Канюк, сарыч, видите, в клетке сидит, похож на ястреба, но это не ястреб. Он – морально травмированный. Его птенцом глупые охотники взяли из гнезда, хотели натаскать на дичь. Учили, учили – ничего не получилось, по той простой причине, что канюк охотится только на мышей. Принесли его ко мне, я объяснил им их ошибку. А у хищных птиц такая особенность: если их вовремя не научить охотиться, сами они уже не смогут научиться. Наверное, и у людей так же… Мы оставили канюка у себя: на свободе он просто погибнет.

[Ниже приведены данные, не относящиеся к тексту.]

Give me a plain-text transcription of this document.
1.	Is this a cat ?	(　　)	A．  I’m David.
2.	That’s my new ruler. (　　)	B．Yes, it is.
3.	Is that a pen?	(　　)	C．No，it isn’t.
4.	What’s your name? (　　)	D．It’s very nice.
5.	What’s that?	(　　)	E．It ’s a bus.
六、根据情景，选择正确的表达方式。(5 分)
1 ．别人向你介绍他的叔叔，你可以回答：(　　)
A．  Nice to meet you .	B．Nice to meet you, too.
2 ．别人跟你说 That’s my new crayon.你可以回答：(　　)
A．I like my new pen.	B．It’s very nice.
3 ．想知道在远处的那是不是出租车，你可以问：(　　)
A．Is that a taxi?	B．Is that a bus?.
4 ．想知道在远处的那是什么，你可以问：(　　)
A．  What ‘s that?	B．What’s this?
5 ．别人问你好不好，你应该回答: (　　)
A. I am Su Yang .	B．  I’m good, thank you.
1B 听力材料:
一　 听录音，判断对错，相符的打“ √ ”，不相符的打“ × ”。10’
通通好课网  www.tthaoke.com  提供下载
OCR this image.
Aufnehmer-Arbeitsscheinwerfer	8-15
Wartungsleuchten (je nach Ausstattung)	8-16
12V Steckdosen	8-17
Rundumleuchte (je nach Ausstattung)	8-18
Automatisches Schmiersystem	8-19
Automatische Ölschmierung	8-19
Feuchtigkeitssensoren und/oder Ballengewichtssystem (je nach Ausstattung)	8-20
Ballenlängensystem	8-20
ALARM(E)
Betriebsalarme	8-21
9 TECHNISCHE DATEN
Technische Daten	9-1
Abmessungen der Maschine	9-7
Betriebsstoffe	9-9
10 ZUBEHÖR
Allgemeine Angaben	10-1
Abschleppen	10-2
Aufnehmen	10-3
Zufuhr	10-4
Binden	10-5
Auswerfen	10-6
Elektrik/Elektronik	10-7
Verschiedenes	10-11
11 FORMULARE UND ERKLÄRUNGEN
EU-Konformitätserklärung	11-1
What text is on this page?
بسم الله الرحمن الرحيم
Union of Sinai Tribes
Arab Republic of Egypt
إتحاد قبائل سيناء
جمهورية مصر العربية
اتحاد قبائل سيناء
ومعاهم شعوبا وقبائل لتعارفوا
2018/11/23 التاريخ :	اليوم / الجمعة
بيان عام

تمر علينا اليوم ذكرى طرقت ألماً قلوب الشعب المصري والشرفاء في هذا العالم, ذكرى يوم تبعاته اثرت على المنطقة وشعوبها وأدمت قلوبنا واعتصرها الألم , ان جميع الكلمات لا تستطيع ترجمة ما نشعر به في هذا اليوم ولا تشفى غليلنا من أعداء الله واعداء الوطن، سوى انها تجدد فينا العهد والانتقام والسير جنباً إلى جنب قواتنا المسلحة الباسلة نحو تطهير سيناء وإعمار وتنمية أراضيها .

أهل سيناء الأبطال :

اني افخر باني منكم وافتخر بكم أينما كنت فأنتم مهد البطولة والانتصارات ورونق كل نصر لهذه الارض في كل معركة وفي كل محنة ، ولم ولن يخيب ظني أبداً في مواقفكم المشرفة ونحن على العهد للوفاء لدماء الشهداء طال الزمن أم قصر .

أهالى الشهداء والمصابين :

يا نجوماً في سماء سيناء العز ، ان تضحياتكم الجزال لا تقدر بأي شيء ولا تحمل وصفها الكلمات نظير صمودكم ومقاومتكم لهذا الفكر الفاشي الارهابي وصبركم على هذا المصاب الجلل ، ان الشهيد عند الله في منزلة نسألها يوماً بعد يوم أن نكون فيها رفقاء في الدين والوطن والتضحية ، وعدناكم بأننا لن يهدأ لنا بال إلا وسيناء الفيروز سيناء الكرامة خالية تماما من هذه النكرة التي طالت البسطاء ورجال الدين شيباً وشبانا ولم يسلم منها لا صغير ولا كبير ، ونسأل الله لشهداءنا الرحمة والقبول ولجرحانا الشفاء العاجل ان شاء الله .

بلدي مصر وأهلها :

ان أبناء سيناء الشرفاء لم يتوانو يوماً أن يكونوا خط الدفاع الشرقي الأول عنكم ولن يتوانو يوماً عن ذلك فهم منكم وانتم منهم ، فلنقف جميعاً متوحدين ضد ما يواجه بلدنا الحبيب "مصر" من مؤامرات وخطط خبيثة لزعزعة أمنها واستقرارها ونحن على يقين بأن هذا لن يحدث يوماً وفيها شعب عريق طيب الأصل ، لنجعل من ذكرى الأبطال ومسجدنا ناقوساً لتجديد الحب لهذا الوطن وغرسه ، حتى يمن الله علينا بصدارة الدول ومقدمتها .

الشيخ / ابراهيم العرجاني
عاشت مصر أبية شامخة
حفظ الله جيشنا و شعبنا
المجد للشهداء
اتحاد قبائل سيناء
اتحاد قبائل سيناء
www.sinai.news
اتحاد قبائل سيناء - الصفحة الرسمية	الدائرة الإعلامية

Был еще лисенок. Но он подрос и ушел. Видно, ему неловко стало жить в птичнике, а давить своих же приятелей – еще неловчее, вот и ушел. Случалось, животные у нас убегали. Один фазан целую зиму провел в лесу. Весной вернулся жениться. Его поймали дочка с бабушкой – сетку через забор кинули. Эму как-то продавил загородку и ушел в поселок. Бродил по улицам, его узнавали. Потом он к цыганам забрел, они к нам пришли, попросили забрать птицу…»
Обстановка
На орнитологической станции сейчас работают четыре человека: Андрей и Вероника и их дочки, Полина и Оксана. «Иногда, – улыбаясь, говорит Андрей, – нанимаем работника, но, как правило, после двух или трех месяцев он уходит». Орнитологическая станция поделена надвое заборчиком. Сад, дом и собственно птичник с загоном для африканских страусов. В саду в клетке сидит маленький петушок, голландский белохохлик.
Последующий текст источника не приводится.